Hi lightning devs and users,
I’m using lightning to train some models for work and I’m having trouble understanding how the epoch level metrics are getting aggregated and computed. In my model the acc_train_step
hits perfect accuracy and maintains that for 1000s of steps, where the acc_train_epoch
stays < 0.7. From reading the documentation I would expect the acc_train_epoch
to be the average acc_train_step
for each step of the epoch, but then shouldn’t acc_train_epoch
be 1 as well?
Can someone help me understand why these two graphs would be so different?

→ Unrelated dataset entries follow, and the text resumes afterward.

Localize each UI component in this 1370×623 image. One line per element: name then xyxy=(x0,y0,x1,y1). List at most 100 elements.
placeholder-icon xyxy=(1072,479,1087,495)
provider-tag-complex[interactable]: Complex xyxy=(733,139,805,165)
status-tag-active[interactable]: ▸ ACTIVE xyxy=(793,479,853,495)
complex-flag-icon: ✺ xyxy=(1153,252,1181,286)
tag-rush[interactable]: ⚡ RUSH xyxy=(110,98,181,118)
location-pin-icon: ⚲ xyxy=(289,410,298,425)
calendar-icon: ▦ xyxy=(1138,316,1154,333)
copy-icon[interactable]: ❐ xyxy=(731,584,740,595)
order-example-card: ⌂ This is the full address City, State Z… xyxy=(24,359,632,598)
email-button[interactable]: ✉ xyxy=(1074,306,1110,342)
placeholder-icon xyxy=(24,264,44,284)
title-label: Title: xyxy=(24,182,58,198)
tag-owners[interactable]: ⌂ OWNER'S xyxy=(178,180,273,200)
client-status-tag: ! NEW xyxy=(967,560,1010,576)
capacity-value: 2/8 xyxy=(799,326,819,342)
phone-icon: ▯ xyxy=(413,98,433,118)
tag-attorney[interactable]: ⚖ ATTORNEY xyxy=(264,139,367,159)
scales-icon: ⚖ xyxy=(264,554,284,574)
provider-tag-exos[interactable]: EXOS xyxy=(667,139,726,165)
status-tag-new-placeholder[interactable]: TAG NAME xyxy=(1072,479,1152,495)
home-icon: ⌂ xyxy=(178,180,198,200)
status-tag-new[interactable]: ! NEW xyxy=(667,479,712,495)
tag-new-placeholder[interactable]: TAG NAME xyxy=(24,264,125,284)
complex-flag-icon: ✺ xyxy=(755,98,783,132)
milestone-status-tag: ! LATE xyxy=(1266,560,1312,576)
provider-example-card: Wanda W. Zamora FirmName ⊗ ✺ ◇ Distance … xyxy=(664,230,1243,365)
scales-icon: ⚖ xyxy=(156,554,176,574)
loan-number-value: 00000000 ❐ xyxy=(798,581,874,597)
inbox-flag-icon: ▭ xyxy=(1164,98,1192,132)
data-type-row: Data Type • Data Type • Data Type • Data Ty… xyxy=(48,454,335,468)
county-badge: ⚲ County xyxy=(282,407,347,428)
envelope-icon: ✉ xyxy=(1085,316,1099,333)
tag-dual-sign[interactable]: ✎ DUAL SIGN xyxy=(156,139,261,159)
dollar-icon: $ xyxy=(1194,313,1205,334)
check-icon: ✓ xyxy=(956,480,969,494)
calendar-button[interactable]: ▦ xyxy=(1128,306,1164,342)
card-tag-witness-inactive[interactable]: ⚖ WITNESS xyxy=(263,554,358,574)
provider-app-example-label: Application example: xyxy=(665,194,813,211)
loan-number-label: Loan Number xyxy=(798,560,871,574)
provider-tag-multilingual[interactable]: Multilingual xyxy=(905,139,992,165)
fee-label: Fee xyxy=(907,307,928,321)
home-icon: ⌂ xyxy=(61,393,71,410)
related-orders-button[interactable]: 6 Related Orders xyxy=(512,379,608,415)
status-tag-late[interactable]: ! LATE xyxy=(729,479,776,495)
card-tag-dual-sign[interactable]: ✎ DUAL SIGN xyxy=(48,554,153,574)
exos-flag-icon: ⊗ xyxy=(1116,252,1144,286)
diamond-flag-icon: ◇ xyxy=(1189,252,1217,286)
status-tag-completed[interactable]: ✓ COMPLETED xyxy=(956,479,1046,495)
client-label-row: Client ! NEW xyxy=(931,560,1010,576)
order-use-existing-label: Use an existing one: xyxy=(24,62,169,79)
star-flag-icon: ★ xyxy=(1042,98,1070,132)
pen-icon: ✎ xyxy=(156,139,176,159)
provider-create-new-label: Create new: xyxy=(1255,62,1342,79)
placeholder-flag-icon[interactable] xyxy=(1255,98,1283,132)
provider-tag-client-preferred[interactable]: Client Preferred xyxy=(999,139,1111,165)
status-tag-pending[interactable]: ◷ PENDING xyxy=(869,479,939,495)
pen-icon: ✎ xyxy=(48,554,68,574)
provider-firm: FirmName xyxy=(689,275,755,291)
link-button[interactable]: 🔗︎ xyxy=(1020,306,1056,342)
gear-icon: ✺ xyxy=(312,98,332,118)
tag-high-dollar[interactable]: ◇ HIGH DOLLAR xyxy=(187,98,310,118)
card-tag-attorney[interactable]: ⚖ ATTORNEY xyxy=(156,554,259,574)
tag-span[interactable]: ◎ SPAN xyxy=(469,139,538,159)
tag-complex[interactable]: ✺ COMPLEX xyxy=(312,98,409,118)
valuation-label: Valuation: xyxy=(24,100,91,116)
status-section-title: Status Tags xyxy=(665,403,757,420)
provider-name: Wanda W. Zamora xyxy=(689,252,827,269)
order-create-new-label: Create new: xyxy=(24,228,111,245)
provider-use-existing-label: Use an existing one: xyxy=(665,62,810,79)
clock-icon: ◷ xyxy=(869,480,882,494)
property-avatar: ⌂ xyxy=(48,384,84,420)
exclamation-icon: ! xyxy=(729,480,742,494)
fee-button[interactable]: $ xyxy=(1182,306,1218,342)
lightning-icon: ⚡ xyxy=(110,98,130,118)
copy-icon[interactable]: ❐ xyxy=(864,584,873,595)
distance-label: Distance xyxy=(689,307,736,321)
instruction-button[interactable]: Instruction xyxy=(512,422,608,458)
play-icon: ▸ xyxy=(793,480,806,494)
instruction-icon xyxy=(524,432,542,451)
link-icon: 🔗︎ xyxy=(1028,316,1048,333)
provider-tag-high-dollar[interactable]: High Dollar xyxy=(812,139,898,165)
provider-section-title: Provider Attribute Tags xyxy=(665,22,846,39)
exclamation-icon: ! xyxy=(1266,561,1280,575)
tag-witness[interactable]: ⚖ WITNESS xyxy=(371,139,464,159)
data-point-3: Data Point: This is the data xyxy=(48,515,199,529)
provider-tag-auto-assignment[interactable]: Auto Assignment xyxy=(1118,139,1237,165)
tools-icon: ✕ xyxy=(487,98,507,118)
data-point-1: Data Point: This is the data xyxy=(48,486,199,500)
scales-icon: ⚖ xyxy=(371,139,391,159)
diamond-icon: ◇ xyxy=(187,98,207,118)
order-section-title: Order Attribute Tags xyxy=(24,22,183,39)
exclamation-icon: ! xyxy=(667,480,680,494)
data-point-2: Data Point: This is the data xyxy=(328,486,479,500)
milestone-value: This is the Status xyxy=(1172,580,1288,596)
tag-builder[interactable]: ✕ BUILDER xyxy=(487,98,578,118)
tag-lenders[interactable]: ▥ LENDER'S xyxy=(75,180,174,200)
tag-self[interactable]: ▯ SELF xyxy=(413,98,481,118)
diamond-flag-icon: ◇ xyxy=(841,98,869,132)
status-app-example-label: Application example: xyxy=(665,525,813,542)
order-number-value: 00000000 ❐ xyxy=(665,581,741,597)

I’m using pytorch-lightning 1.6.3
python 3.9.10
Thanks!
extra details:
I’m training with parallel strategy dp on 4 gpus,
my training step looks like
def training_step(self, batch, batch_idx):
x = batch["image"][tio.DATA]
y = batch["label"]
preds = self(x)
y = y.view(y.shape[0], 1).float()
loss = self.criterion(preds, y)
acc = ((y > 0.5) == (preds > 0.5)) \
.type(torch.FloatTensor).mean()
# perform logging
self.log("train_loss", loss, on_step=True, on_epoch=True, prog_bar=True, logger=True, batch_size = x.shape[0])
self.log("train_acc", acc, on_step=True, on_epoch=True, prog_bar=True, logger=True, batch_size = x.shape[0])